As might be expected, both DLTs provided comparable lung collapse and were similarly rated by independent surgeons. The number of airway injuries in the conventional DLT group was similar to that reported by Mourisse et al.5 Results of our study suggest that minor airway injuries (e.g., tracheal redness, tracheal bleeding, carinal bleeding) tended to be more common in the VivaSight DLT group. This may result from the larger outer diameter of the VivaSight DLT. Our study, however, was not powered to evaluate airway injuries.

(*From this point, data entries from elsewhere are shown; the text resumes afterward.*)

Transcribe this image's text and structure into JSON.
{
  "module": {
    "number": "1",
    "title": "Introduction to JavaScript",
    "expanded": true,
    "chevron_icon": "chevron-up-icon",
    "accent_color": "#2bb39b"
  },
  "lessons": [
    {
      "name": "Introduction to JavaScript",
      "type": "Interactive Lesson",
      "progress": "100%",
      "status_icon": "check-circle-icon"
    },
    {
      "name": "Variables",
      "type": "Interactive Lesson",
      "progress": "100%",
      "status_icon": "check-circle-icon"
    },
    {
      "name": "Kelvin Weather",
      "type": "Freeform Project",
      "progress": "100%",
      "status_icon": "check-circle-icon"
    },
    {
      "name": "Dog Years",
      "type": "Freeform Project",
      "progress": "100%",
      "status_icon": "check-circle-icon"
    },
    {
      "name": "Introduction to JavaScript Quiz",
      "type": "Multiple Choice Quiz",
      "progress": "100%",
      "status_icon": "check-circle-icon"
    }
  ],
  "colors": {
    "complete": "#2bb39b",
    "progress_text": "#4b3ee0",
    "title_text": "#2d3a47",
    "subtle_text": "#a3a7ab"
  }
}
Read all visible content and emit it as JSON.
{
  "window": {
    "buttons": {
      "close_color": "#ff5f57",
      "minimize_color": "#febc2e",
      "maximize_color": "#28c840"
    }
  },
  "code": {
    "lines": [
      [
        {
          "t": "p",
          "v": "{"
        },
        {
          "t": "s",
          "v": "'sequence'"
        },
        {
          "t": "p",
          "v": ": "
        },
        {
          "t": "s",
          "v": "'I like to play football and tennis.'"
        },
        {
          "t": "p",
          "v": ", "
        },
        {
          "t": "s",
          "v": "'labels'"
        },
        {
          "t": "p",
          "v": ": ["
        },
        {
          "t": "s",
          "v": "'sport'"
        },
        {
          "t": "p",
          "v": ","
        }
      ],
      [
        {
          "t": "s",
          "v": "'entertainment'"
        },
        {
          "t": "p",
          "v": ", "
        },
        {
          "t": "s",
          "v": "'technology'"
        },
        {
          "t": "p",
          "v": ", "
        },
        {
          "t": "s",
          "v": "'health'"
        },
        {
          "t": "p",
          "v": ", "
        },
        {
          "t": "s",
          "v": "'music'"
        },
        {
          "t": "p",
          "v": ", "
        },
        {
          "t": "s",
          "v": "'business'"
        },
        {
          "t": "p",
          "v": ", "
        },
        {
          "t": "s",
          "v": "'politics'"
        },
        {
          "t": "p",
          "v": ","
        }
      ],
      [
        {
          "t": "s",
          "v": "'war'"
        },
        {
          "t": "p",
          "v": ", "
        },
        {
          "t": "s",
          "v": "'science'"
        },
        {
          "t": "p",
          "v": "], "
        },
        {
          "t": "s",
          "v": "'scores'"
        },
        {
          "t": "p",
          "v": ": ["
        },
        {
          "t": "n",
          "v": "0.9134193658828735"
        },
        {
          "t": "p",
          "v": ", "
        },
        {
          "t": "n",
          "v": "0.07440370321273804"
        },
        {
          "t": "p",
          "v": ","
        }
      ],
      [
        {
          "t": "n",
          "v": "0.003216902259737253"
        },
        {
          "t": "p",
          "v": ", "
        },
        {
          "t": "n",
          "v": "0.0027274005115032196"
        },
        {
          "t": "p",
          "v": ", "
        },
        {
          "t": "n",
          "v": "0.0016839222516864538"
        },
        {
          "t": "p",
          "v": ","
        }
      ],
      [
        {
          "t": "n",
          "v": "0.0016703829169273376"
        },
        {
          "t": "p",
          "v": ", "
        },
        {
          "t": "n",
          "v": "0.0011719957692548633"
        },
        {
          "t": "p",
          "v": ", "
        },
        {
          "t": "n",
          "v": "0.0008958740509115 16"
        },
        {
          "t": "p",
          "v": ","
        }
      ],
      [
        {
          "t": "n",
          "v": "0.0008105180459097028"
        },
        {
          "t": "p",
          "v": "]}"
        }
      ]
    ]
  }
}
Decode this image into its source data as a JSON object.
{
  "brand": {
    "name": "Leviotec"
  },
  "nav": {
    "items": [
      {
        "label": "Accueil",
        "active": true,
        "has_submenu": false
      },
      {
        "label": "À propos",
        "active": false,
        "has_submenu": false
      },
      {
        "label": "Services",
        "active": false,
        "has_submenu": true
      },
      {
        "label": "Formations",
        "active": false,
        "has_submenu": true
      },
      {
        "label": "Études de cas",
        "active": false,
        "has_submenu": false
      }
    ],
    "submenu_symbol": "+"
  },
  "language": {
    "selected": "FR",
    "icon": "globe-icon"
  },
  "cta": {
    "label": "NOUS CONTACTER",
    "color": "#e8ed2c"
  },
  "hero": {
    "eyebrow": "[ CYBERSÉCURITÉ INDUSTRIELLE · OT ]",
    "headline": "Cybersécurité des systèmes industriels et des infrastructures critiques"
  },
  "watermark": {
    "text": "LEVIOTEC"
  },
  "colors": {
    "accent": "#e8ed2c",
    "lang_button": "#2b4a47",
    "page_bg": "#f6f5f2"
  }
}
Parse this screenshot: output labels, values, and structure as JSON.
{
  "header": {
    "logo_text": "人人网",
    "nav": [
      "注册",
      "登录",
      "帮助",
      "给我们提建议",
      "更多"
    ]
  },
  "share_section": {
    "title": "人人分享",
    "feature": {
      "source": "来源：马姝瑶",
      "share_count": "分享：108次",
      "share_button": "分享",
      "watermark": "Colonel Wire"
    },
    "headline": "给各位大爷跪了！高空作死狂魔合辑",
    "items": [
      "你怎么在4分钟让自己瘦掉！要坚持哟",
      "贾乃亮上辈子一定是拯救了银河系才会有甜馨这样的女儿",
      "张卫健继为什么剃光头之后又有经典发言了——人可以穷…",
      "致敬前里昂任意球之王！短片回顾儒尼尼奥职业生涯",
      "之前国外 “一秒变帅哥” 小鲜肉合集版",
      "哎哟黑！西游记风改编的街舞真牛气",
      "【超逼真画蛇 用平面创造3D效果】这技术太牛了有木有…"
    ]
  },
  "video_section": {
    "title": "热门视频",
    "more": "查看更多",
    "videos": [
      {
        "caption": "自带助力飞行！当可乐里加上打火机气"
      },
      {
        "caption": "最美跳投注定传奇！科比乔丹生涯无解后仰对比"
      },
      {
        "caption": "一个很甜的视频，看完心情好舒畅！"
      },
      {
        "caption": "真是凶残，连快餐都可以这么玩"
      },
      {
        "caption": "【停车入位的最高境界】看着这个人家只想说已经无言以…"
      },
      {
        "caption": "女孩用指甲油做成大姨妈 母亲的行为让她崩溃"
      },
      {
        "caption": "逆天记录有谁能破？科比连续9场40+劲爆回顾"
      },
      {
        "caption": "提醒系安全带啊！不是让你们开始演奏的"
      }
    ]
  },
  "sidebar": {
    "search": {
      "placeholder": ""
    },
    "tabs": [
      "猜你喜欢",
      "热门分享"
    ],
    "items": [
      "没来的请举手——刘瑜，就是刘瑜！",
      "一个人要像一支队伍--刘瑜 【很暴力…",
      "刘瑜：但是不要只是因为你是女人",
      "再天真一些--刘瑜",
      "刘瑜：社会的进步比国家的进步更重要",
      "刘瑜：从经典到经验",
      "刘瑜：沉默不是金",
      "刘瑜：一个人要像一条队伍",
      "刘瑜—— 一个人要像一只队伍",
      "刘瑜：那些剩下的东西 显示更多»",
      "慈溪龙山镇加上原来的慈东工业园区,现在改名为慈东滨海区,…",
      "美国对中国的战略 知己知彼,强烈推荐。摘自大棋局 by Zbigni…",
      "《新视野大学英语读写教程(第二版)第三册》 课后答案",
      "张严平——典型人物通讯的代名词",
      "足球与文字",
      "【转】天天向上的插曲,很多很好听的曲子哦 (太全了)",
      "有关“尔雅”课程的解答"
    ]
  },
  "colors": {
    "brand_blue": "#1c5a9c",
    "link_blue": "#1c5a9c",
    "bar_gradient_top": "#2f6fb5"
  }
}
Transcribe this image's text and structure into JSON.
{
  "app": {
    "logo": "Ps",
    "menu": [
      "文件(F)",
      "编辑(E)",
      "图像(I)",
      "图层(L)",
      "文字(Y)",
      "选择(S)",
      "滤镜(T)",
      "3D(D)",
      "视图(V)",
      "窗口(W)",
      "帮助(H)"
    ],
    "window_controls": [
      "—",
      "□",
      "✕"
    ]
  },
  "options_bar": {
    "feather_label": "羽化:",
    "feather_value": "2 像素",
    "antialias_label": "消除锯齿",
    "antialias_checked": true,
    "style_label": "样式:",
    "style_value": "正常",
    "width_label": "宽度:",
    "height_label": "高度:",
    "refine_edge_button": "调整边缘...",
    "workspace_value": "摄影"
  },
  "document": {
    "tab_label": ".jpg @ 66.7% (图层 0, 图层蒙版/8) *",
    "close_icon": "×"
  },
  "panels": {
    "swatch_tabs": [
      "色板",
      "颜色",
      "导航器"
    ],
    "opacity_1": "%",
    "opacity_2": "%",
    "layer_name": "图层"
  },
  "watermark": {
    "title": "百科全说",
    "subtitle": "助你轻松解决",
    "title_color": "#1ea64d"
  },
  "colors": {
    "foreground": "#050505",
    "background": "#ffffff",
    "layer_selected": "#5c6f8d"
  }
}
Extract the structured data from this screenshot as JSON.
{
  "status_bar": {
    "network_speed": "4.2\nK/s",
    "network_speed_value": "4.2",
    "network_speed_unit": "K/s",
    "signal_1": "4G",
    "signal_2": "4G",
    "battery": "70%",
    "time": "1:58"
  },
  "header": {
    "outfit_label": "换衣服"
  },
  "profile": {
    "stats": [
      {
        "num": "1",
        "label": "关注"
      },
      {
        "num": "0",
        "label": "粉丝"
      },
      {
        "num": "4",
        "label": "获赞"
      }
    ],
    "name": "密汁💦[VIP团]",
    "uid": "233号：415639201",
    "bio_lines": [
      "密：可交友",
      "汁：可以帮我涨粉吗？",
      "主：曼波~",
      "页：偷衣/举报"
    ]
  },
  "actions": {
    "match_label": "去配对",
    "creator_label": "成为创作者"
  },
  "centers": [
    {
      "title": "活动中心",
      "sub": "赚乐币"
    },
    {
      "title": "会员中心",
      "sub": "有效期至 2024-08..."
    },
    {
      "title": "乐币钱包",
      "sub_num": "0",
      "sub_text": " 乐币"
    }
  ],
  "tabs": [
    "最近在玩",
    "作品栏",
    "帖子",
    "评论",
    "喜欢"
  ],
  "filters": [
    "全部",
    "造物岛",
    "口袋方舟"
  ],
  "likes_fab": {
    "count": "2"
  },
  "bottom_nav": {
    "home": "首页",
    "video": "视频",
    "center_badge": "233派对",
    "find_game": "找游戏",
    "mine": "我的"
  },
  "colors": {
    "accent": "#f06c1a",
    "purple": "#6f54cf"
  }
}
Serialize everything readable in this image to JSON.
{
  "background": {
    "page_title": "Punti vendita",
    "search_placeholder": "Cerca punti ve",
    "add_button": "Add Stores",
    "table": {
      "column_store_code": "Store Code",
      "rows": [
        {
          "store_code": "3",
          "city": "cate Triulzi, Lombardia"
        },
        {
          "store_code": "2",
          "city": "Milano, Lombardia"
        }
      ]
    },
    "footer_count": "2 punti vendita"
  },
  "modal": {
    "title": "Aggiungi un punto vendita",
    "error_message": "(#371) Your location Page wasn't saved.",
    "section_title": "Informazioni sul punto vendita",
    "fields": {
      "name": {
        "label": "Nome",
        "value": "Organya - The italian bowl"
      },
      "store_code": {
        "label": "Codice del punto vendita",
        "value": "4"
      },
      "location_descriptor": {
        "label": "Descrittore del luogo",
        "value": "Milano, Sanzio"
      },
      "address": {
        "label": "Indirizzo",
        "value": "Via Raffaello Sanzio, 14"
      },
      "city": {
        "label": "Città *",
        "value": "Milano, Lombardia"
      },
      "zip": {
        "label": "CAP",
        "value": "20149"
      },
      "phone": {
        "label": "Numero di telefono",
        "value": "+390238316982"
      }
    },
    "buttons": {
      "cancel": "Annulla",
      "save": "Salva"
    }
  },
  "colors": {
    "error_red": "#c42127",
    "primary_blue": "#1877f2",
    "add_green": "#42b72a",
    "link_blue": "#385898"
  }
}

Sore throat, hoarseness, and coughing are common complaints after endotracheal intubation, especially with DLTs.17 The tube size is an important factor.18,19 In prior studies, the reported incidence of sore throat was 14-90% and that of hoarseness 10-50%.6,18,20-22 This wide range may be due to variations in the skill and experience levels of the performing physicians along with predisposing factors such as the patient’s sex, the cuff design, excessive cuff pressure, use of succinylcholine, type of surgery, preexisting tracheal disease, more forceful laryngoscopy, prolonged laryngoscopy, and laryngeal exposure. The incidence of coughing was comparable for the two devices we tested. In contrast, hoarseness and sore throat were more common in patients intubated with the VivaSight DLT, although the intensity was comparable in patients who experienced either complication. Again, though, our study was insufficiently powered for these outcomes.

In our hospital, the direct cost of using the conventional DLT is about USD $150, whereas use of the VivaSight DLT costs about USD $300. However, there is a substantial (but difficult to quantify) cost of maintaining and cleaning flexible bronchoscopes that probably exceeds USD $100 per case.23 Direct costs vary enormously from one country to another and among hospitals. Therefore, clinicians should obtain local information when making cost-benefit decisions.

Although our study was well powered for our primary outcome (intubation time), an important limitation of the study was its low power for detecting clinically important differences regarding side effects, airway injuries, ease of insertion, and propensity for displacement. It was impossible to blind investigators because of the nature of the two tubes. There is thus potential for clinical bias toward one device or the other.

In summary, successfully insertion of the VivaSight DLT was faster than for a conventional double-lumen tube. Moreover, malpositioning was quickly detected and easily corrected without the need for additional flexible bronchoscopy. Continuous visualisation of double-lumen tube position thus appears to provide clinical benefit.